Lower charging temperatures not only mean that you can keep using your phone in comfort while charging, but a cool cell is a boon for battery longevity too. If your phone charges at a low temperature, the battery should last more cycles before it needs to be replaced, which is particularly important in the age of non-removable batteries.
Sony – Hi-Res and LDAC audio
Sony has long been implementing support for Hi-Res audio, 24-bit FLAC or DSD files and the like, and a number of other manufacturers have cottoned on to the trend in the past couple of years. For music enthusiasts this is clearly a plus, and with some companies moving away from the 3.5mm audio jack, Sony’s LDAC Bluetooth standard offers a much better listening experience for those going wireless as well.
LDAC has recently made its way into core Android via the Android O developer preview, so we’ll hopefully see more devices sporting the technology going forward. Unfortunately LDAC is a proprietary format, which means that you’ll need a compatible set of headphones too in order to make use of top notch Bluetooth streaming.
Even if developers don’t go all in with Sony’s LDAC, we’ll hopefully see Bluetooth audio move over to Qualcomm’s AptX HD alternative. We’ll have to investigate the quality differences a little more closely, but both of these technologies will provide a big boost in quality over traditional Bluetooth audio, which is something that’s sorely needed.
Huawei – Leica Cameras
We know that dual camera’s are no longer an exclusive trend in the smartphone world, but Huawei’s implementation remains one of the best and most unique. Rather than opting for telephoto or wide angle lenses, Huawei’s technology makes use of a dual RBG and Monochrome sensor configuration.
By using data from a sensitive monochrome camera and intelligently combining this with traditional RGB data, Huawei’s camera technology is able to produce images with exceptional colors, great dynamic range, and artistic looking depth of field effects too.
Perhaps best of all, this monochrome camera technology has made its way into Huawei’s lower cost Honor range too, albeit without the Leica endorsement. This is certainly a camera technology that we’d like to see some other OEMs implement inside their flagships, especially in the mid-tier segment.
Ok, this one isn’t an exclusive feature to Google’s Pixel handsets anymore, the software has already made its way to new phones running Android 7.0, such as the LG G6, and even other flagship phones running Android 6.0 now have access to Google’s intelligent “AI” software.
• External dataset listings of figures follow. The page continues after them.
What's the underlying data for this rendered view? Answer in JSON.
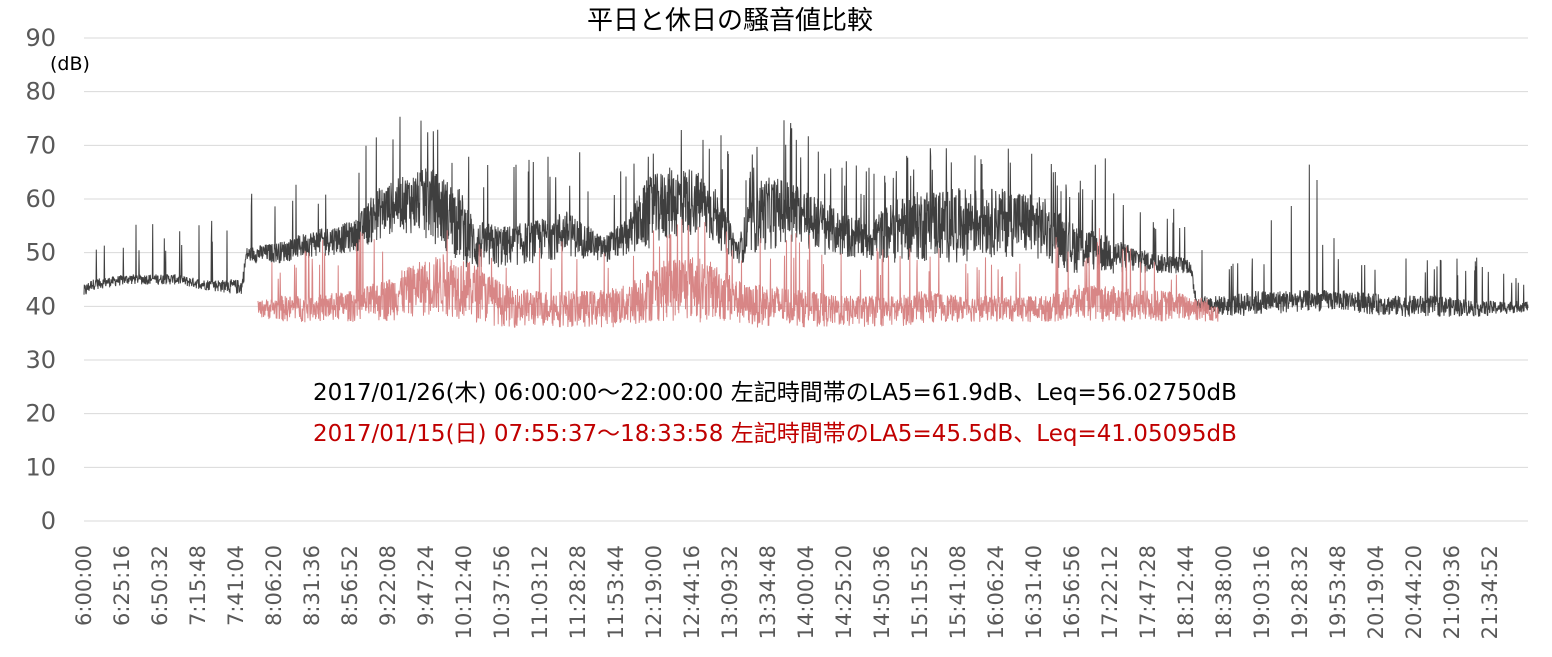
{
  "chart_data": {
    "type": "line",
    "title": "平日と休日の騒音値比較",
    "ylabel": "(dB)",
    "ylim": [
      0,
      90
    ],
    "yticks": [
      0,
      10,
      20,
      30,
      40,
      50,
      60,
      70,
      80,
      90
    ],
    "grid": true,
    "x_range": [
      "6:00:00",
      "22:00:00"
    ],
    "x_ticks": [
      "6:00:00",
      "6:25:16",
      "6:50:32",
      "7:15:48",
      "7:41:04",
      "8:06:20",
      "8:31:36",
      "8:56:52",
      "9:22:08",
      "9:47:24",
      "10:12:40",
      "10:37:56",
      "11:03:12",
      "11:28:28",
      "11:53:44",
      "12:19:00",
      "12:44:16",
      "13:09:32",
      "13:34:48",
      "14:00:04",
      "14:25:20",
      "14:50:36",
      "15:15:52",
      "15:41:08",
      "16:06:24",
      "16:31:40",
      "16:56:56",
      "17:22:12",
      "17:47:28",
      "18:12:44",
      "18:38:00",
      "19:03:16",
      "19:28:32",
      "19:53:48",
      "20:19:04",
      "20:44:20",
      "21:09:36",
      "21:34:52"
    ],
    "series": [
      {
        "color": "#3f3f3f",
        "start": "6:00:00",
        "end": "22:00:00",
        "profile": {
          "time": [
            "6:00:00",
            "6:05:00",
            "6:30:00",
            "7:00:00",
            "7:20:00",
            "7:45:00",
            "7:48:00",
            "8:10:00",
            "8:30:00",
            "9:00:00",
            "9:15:00",
            "9:30:00",
            "9:50:00",
            "10:10:00",
            "10:20:00",
            "10:40:00",
            "11:00:00",
            "11:20:00",
            "11:30:00",
            "11:45:00",
            "12:00:00",
            "12:15:00",
            "12:30:00",
            "12:45:00",
            "13:00:00",
            "13:15:00",
            "13:20:00",
            "13:30:00",
            "13:45:00",
            "14:00:00",
            "14:20:00",
            "14:40:00",
            "15:00:00",
            "15:20:00",
            "15:40:00",
            "16:00:00",
            "16:20:00",
            "16:40:00",
            "16:55:00",
            "17:15:00",
            "17:30:00",
            "17:50:00",
            "18:15:00",
            "18:20:00",
            "18:40:00",
            "19:00:00",
            "19:30:00",
            "20:00:00",
            "20:30:00",
            "21:00:00",
            "21:30:00",
            "22:00:00"
          ],
          "low": [
            41,
            43,
            44,
            44,
            43,
            42,
            48,
            48,
            49,
            50,
            52,
            54,
            52,
            48,
            46,
            47,
            48,
            49,
            49,
            48,
            49,
            50,
            52,
            53,
            51,
            48,
            48,
            50,
            51,
            50,
            49,
            48,
            48,
            48,
            48,
            49,
            49,
            48,
            46,
            46,
            46,
            46,
            46,
            39,
            38,
            38,
            39,
            39,
            38,
            38,
            38,
            39
          ],
          "high": [
            44,
            45,
            46,
            46,
            45,
            45,
            51,
            52,
            54,
            56,
            62,
            64,
            66,
            62,
            56,
            55,
            56,
            58,
            56,
            53,
            56,
            64,
            66,
            66,
            62,
            52,
            58,
            64,
            64,
            62,
            58,
            56,
            60,
            62,
            62,
            62,
            62,
            60,
            56,
            54,
            52,
            50,
            49,
            42,
            42,
            43,
            43,
            43,
            42,
            42,
            41,
            41
          ],
          "spike": [
            48,
            53,
            55,
            57,
            60,
            65,
            64,
            62,
            64,
            68,
            75,
            76,
            76,
            70,
            68,
            66,
            68,
            68,
            70,
            64,
            66,
            72,
            74,
            76,
            74,
            65,
            64,
            74,
            76,
            74,
            68,
            66,
            67,
            70,
            70,
            70,
            70,
            68,
            65,
            68,
            68,
            60,
            58,
            52,
            50,
            52,
            72,
            48,
            50,
            50,
            49,
            44
          ]
        }
      },
      {
        "color": "#d67f7f",
        "start": "7:55:37",
        "end": "18:33:58",
        "profile": {
          "time": [
            "7:55:37",
            "8:10:00",
            "8:30:00",
            "9:00:00",
            "9:20:00",
            "9:40:00",
            "10:00:00",
            "10:20:00",
            "10:40:00",
            "11:00:00",
            "11:20:00",
            "11:40:00",
            "12:00:00",
            "12:20:00",
            "12:40:00",
            "13:00:00",
            "13:20:00",
            "13:40:00",
            "14:00:00",
            "14:20:00",
            "14:40:00",
            "15:00:00",
            "15:20:00",
            "15:40:00",
            "16:00:00",
            "16:20:00",
            "16:40:00",
            "17:00:00",
            "17:20:00",
            "17:40:00",
            "18:00:00",
            "18:20:00",
            "18:33:58"
          ],
          "low": [
            38,
            37,
            37,
            37,
            37,
            38,
            38,
            37,
            36,
            36,
            36,
            36,
            36,
            37,
            37,
            37,
            36,
            36,
            36,
            36,
            36,
            36,
            37,
            37,
            37,
            37,
            37,
            37,
            37,
            37,
            37,
            37,
            37
          ],
          "high": [
            41,
            42,
            42,
            43,
            45,
            48,
            50,
            48,
            44,
            43,
            43,
            43,
            44,
            48,
            50,
            48,
            44,
            44,
            43,
            42,
            42,
            42,
            43,
            42,
            42,
            42,
            42,
            44,
            44,
            43,
            43,
            42,
            41
          ],
          "spike": [
            46,
            50,
            52,
            54,
            55,
            58,
            57,
            56,
            52,
            52,
            53,
            53,
            52,
            55,
            57,
            56,
            52,
            55,
            54,
            52,
            52,
            50,
            52,
            50,
            50,
            50,
            52,
            55,
            56,
            50,
            48,
            46,
            44
          ]
        }
      }
    ],
    "annotations": [
      {
        "text": "2017/01/26(木) 06:00:00〜22:00:00 左記時間帯のLA5=61.9dB、Leq=56.02750dB",
        "color": "#000000"
      },
      {
        "text": "2017/01/15(日) 07:55:37〜18:33:58 左記時間帯のLA5=45.5dB、Leq=41.05095dB",
        "color": "#c00000"
      }
    ]
  }
}
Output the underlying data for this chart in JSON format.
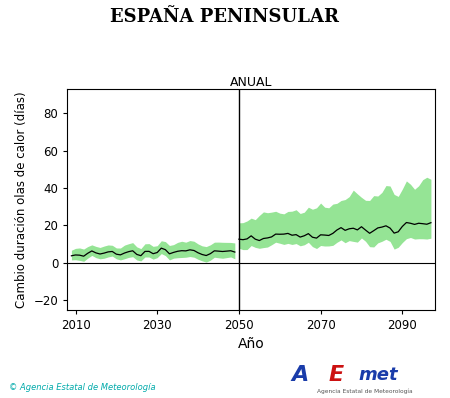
{
  "title": "ESPAÑA PENINSULAR",
  "subtitle": "ANUAL",
  "xlabel": "Año",
  "ylabel": "Cambio duración olas de calor (días)",
  "xlim": [
    2008,
    2098
  ],
  "ylim": [
    -25,
    93
  ],
  "yticks": [
    -20,
    0,
    20,
    40,
    60,
    80
  ],
  "xticks": [
    2010,
    2030,
    2050,
    2070,
    2090
  ],
  "vline_x": 2050,
  "hline_y": 0,
  "period1_start": 2009,
  "period1_end": 2049,
  "period2_start": 2050,
  "period2_end": 2097,
  "mean_color": "#000000",
  "band_color": "#5cd65c",
  "band_alpha": 0.65,
  "background_color": "#ffffff",
  "copyright_text": "© Agencia Estatal de Meteorología",
  "copyright_color": "#00aaaa",
  "title_fontsize": 13,
  "subtitle_fontsize": 9,
  "axis_label_fontsize": 9,
  "tick_fontsize": 8.5
}
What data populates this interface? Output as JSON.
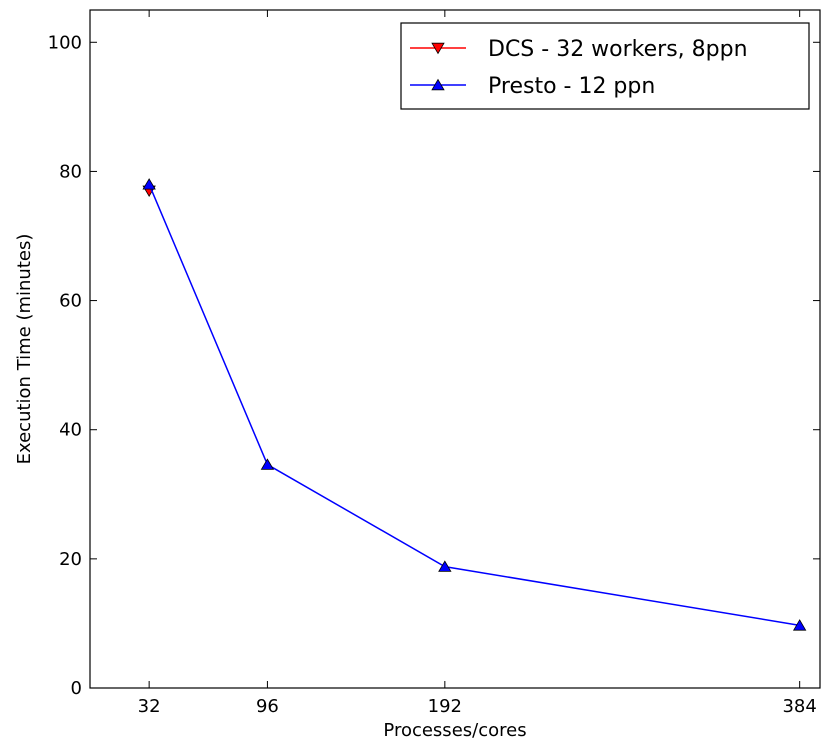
{
  "chart_data": {
    "type": "line",
    "title": "",
    "xlabel": "Processes/cores",
    "ylabel": "Execution Time (minutes)",
    "xlim": [
      0,
      395
    ],
    "ylim": [
      0,
      105
    ],
    "x_ticks": [
      32,
      96,
      192,
      384
    ],
    "x_tick_labels": [
      "32",
      "96",
      "192",
      "384"
    ],
    "y_ticks": [
      0,
      20,
      40,
      60,
      80,
      100
    ],
    "y_tick_labels": [
      "0",
      "20",
      "40",
      "60",
      "80",
      "100"
    ],
    "grid": false,
    "legend_position": "top-right",
    "series": [
      {
        "name": "DCS - 32 workers, 8ppn",
        "color": "#ff0000",
        "marker": "triangle-down",
        "x": [
          32
        ],
        "y": [
          77
        ]
      },
      {
        "name": "Presto - 12 ppn",
        "color": "#0000ff",
        "marker": "triangle-up",
        "x": [
          32,
          96,
          192,
          384
        ],
        "y": [
          78,
          34.6,
          18.8,
          9.7
        ]
      }
    ]
  }
}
However, with smart assistants set to become a major feature throughout 2017 and beyond, what with Amazon’s Alexa appearing in the Mate 9 and Samsung’s Bixby right around the corner, this is a tough feature to ignore. Google Assistant is a smarter way to search, stay organized, and interact with other products, such as smart home technology, and so it’s something that we’ll certainly be looking for in future smartphone releases.
Of course, this list is just a handful of the interesting exclusive features that have appeared in smartphones over recent years, but it’s hopefully given you a few features to keep an eye on when it comes to purchasing your next smartphone. Hopefully other OEMS will learn from their competitors’ strength and we’ll all have even more impressive handsets to look forward to in the future.